Dictionary of National Biography, 1885-1900/Clark, Joseph

1360393Dictionary of National Biography, 1885-1900, Volume 10 — Clark, Joseph1887Gordon Goodwin

CLARK, JOSEPH (d. 1696?), posturemaster, of Pall Mall, although a well-grown man, and inclining to stoutness, was enabled to contort his body in such a manner as to represent almost any kind of deformity and dislocation. The ‘Guardian’ (No. 102) speaks of him as having been ‘the plague of all the tailors about town,’ for he would be measured in one posture, which he changed for another when his clothes were brought home. He even imposed upon the famous surgeon, James Moleyns or Mullins, to whom he applied as a pretended patient. He dislocated the vertebræ of his back and other parts of his body in so frightful a fashion that Moleyns was shocked at the sight, and would not so much as attempt his cure. Among other freaks he often passed as a begging cripple with persons in whose company he had been but a few minutes before. Upon such occasions he would not only twist his limbs out of shape, but entirely alter the expression of his face.
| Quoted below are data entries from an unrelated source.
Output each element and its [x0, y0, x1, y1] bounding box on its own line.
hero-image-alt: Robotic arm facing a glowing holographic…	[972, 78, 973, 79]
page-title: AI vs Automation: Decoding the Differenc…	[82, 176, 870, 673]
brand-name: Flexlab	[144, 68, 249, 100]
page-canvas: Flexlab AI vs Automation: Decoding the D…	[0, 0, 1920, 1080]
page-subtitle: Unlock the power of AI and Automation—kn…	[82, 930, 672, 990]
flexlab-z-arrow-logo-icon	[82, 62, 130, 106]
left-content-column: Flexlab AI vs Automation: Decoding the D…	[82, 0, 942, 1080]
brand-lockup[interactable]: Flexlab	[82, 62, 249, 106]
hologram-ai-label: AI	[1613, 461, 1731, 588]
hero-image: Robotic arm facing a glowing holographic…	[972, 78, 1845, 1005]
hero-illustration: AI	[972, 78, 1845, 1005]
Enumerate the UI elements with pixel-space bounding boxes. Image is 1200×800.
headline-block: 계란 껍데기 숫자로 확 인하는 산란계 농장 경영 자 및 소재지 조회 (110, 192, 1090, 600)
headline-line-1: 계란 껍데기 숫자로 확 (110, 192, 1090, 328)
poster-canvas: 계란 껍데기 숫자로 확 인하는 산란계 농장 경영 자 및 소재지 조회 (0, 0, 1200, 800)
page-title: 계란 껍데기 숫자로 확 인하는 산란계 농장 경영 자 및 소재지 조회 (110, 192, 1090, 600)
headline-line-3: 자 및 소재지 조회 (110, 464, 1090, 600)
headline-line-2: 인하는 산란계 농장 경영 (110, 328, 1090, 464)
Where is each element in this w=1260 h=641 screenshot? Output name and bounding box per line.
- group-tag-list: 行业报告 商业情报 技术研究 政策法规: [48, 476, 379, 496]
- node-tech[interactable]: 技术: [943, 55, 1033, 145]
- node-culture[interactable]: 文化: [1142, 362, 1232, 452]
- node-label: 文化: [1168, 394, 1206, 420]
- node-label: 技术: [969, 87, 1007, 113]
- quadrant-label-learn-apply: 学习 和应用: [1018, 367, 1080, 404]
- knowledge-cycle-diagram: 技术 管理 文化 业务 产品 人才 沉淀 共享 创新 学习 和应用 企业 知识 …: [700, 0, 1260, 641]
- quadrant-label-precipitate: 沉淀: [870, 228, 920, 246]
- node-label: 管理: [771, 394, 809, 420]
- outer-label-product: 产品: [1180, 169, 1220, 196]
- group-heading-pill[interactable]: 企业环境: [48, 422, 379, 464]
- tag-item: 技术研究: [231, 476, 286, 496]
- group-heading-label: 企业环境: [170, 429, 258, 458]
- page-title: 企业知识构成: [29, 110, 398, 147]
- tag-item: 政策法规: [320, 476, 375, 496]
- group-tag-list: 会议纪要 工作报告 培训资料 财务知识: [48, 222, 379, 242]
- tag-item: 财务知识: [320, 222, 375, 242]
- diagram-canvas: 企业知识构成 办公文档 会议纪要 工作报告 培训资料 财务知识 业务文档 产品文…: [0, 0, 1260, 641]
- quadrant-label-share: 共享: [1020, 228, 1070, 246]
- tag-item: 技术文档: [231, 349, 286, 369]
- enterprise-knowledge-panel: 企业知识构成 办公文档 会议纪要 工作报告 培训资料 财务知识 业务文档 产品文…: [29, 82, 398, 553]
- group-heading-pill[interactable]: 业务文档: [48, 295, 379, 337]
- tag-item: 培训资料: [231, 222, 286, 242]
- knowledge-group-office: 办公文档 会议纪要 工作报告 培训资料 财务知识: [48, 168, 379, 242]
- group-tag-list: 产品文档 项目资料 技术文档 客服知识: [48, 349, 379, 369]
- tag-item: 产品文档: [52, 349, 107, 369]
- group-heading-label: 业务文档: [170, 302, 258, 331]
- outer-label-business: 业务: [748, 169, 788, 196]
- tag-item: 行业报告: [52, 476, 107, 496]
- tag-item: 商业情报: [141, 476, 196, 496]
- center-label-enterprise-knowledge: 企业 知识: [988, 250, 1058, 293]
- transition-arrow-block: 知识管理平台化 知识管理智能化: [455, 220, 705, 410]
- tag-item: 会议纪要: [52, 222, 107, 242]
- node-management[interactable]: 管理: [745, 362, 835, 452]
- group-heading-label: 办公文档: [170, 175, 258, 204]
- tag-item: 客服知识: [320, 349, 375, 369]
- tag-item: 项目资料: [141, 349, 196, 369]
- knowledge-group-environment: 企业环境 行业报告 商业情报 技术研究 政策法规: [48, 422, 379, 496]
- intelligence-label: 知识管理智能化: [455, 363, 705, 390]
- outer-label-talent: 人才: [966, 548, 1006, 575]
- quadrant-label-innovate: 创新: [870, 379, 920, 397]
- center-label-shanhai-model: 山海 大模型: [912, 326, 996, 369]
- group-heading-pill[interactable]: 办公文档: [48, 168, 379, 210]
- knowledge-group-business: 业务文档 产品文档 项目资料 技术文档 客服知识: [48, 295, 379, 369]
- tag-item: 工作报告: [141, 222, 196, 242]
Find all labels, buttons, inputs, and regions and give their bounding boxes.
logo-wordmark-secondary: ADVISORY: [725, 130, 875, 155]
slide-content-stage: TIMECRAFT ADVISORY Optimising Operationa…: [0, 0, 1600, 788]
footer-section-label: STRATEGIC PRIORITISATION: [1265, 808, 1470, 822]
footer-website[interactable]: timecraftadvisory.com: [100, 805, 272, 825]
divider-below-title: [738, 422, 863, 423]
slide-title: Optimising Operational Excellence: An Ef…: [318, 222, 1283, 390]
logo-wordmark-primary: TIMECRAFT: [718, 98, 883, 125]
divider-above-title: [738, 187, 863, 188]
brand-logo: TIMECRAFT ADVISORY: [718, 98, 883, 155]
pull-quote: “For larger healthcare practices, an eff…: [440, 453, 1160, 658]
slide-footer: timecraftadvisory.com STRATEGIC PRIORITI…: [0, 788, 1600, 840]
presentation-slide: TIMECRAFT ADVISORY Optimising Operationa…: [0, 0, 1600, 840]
His powers of facial contortion are said to have been equally extraordinary. Clark was dead before 1697; Evelyn, in his ‘Numismata,' published in that year, mentions him as ‘our late Proteus Clark' (p. 277). A year later a brief account of him was communicated to the Royal Society (Phil. Trans. xx. 262). He is the subject of two drawings, by ‘Old’ Laroon, in Tempest's ‘Cryes and Habits of London,’ 1688.

[Reliquiæ Hearnianæ, i. 849-51; Granger's Biog. Hist. of England, 2nd edit., iv. 351-2.]